McCain, Dems and globo warmers vs. Michigan
Michigan is a mess. A big part of its problems is the unions that have made the major industry uncompetitive. This is compounded by the unions backing of Democrats who have made the state uncompetitive. Clearly McCain can't honestly call the auto business "my friend" as he is want to do. It is also clear that Michigan and its unions do not want to hear what they need to do to turn around their employers business.During a campaign stop in Waterford Township, Republican presidential contender John McCain said: "I'm here to look you in the eye and tell you that we are a nation that doesn't leave our people behind."
Really? I don't know where to start.
Here's the Arizona senator instrumental in turning GOP attitudes in Washington against Detroit's automakers, who allied himself with that close friend of Motown -- Sen. John Kerry, D-Mass. -- to push for sharp increases in federal fuel economy rules. They lost that battle, but last month won a war that will cost cash-strapped automakers billions and billions.
Who, exactly, in that crowd is worried about leaving behind Michigan, which has more unemployed citizens (370,000) than Iowa sent to its caucuses (334,000) last week?

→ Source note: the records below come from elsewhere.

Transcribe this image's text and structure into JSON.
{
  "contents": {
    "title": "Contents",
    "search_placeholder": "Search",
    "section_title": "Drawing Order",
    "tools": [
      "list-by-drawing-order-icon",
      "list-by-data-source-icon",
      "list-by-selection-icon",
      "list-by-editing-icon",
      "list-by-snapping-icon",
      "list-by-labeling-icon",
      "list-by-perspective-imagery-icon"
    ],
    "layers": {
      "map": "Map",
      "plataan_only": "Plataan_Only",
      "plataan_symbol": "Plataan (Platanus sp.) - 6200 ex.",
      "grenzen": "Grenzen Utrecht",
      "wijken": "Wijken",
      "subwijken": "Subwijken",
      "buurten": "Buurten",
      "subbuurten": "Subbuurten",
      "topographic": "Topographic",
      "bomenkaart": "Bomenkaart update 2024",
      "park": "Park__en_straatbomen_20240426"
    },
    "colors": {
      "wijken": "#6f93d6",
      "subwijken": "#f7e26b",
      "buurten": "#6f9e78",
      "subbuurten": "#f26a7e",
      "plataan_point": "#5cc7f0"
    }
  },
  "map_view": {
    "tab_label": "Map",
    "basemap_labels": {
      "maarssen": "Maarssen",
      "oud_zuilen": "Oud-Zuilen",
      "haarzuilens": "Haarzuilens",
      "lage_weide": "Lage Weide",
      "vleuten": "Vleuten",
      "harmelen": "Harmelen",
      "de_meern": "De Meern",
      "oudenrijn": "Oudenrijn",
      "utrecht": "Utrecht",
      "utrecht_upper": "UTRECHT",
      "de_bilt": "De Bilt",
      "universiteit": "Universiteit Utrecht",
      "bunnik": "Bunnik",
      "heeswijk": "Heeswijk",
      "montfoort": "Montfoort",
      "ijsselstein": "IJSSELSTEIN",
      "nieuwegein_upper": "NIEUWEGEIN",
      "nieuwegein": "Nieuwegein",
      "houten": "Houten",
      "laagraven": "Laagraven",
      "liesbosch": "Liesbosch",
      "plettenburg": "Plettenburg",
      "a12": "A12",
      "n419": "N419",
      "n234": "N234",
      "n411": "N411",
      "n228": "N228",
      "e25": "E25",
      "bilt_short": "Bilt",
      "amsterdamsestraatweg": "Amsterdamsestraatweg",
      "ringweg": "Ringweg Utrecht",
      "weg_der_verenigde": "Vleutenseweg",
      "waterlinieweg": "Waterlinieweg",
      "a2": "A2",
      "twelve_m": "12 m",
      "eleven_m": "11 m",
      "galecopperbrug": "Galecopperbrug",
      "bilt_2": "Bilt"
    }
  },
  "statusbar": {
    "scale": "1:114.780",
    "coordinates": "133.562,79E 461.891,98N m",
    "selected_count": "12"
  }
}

You want a fat slice of America, its domestic problems distilled, come to the Big Mitten. We've got them all -- highest unemployment, lowest job creation, imploding public finances, steadily declining home values, rising foreclosures, a dysfunctional governor and Legislature, the poorest major city in America and a major job-providing sector wrestling with a massive domestic restructuring and global expansion at the same time.
Yet the folks from the party that allegedly stands for business are not showing much interest in what ails Michigan or the business that drives it because we a) mostly vote Democrat for the presidency and b) aren't a growth story for their party and c) have too many unions in too many places to bother, chief being the United Auto Workers.
Tuesday's primary may sharpen the race for the Republican nomination, but you get a sense that those who would be president don't have much to offer besides rejiggering job training (McCain), leveling the playing field (Mitt Romney) and cutting federal taxes (all of them). Heck, Mike Huckabee and Ron Paul want to abolish the IRS altogether (yeah, right).
What about the Democrats? Their rhetoric says they're "ready" and stand for "hope" and "change." They're for the working man, the little people, the other America, the work-a-day folks. That's a lot of Michigan, suffering through a seemingly endless one-state recession now threatening to go national.
But the Dems, amazingly, aren't here. That says as much about their tin political ears, inept state party leaders and assumptions that Michigan will stay Blue in November no matter what (can you say "Reagan Democrats?") as it does about the sincerity of their worldview and the place of an industrial state and its working folks in it.